As we see progress in terms of regulatory changes as well as the initiatives and measures taken toward issuing sukuk, a few questions arise. First of all, how fast will the African states move; how serious are they about issuing sukuk? Countries such as France, the United Kingdom, Japan and Korea have been considering issuing sukuk for years now, but the attempts were hindered by opposition and criticism. We expect such opposition and criticism to be almost zero in Africa. However, political risk and uncertainty could play a vital role in a historically and traditionally unstable continent.

Another factor to watch is the recent talk about sukuk being expensive; at least more expensive than conventional bonds. Will African states find it expensive to sell sukuk? Or will the high demand from both domestic investors and international investors make up for high issuance costs, hence making it more affordable?

Finally, are we going to see more of the Gambian and Sudanese models (domestic sukuk), or are we going to see international sovereign sukuk? So far, Senegal, Egypt and South Africa are talking international. Are we going to see sovereign sukuk only or is it a matter of time before African companies start selling sukuk as well.

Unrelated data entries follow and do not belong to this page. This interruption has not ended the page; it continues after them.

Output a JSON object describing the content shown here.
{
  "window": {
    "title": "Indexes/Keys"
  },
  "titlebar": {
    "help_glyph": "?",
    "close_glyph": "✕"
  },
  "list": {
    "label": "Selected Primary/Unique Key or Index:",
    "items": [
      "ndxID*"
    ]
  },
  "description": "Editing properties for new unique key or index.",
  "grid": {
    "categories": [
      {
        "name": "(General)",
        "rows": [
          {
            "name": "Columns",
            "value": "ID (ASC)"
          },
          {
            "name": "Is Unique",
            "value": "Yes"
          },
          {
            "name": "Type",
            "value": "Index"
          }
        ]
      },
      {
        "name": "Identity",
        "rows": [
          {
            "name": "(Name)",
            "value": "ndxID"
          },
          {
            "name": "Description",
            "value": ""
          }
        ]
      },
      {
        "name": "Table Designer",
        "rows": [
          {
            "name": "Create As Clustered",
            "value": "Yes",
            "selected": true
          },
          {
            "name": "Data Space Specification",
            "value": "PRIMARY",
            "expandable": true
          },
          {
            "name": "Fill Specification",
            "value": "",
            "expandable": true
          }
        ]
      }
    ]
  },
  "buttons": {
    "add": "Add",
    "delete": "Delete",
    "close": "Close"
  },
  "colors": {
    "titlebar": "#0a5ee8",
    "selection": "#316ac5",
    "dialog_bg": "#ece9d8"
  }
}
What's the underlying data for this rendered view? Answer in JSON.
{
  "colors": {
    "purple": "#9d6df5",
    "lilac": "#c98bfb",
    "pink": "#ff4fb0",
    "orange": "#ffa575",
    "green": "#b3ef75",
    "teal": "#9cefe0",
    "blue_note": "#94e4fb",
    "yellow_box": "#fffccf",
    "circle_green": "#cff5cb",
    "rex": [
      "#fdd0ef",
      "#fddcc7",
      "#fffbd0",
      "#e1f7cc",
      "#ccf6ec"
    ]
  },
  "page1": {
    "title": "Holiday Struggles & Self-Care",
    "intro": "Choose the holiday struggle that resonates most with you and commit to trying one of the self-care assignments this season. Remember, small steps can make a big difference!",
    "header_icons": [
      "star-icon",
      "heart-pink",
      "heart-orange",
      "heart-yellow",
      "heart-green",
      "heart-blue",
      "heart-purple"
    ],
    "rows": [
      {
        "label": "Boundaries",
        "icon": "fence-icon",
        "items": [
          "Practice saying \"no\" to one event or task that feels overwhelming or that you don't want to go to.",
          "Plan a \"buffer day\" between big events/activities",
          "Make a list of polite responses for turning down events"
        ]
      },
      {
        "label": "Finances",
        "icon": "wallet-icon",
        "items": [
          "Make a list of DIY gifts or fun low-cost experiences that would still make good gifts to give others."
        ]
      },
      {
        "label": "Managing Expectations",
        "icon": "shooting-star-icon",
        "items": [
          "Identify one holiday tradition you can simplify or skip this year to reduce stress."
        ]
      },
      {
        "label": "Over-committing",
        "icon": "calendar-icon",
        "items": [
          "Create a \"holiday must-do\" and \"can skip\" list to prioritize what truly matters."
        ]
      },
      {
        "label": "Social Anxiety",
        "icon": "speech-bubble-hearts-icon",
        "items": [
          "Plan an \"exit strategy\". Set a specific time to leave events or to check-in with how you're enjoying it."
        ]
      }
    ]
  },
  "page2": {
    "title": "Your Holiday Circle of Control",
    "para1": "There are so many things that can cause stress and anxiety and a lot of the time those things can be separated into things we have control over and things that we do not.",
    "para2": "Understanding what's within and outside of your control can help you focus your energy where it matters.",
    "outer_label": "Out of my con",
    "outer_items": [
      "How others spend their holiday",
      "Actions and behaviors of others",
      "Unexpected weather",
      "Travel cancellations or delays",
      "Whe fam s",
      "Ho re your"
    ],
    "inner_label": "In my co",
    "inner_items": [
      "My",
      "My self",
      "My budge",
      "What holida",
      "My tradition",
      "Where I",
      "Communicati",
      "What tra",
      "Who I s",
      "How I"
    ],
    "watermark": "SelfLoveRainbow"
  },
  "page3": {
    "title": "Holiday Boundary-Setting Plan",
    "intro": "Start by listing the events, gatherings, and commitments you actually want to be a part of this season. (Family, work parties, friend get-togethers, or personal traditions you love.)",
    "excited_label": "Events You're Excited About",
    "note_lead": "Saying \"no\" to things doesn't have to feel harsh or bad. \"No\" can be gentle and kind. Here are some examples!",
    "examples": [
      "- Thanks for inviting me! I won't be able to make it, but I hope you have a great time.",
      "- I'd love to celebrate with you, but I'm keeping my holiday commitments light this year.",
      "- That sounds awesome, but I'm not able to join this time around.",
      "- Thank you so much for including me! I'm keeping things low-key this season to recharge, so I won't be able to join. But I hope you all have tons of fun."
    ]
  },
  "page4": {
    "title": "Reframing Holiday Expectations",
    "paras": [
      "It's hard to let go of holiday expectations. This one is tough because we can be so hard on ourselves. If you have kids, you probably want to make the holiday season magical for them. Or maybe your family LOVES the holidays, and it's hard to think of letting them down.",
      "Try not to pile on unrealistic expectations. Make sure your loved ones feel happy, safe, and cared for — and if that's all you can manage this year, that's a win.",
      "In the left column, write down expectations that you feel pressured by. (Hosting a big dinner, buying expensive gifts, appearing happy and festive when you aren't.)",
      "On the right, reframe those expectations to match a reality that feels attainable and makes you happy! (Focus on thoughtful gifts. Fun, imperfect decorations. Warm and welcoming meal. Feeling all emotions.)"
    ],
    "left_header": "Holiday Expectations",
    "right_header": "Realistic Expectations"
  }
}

Zawya’s  Sukuk Pipeline lists only sovereign sukuk from Africa, as no companies have revealed plans to sell sukuk yet – except for one shelved by Al Baraka Egypt. However, corporates typically rush to sell sukuk as soon as a sovereign bond is sold and the benchmark is set.Sukuk is an inevitable choice, apparently more so in Africa than anywhere else. The governments’ efforts on this front will be crucial.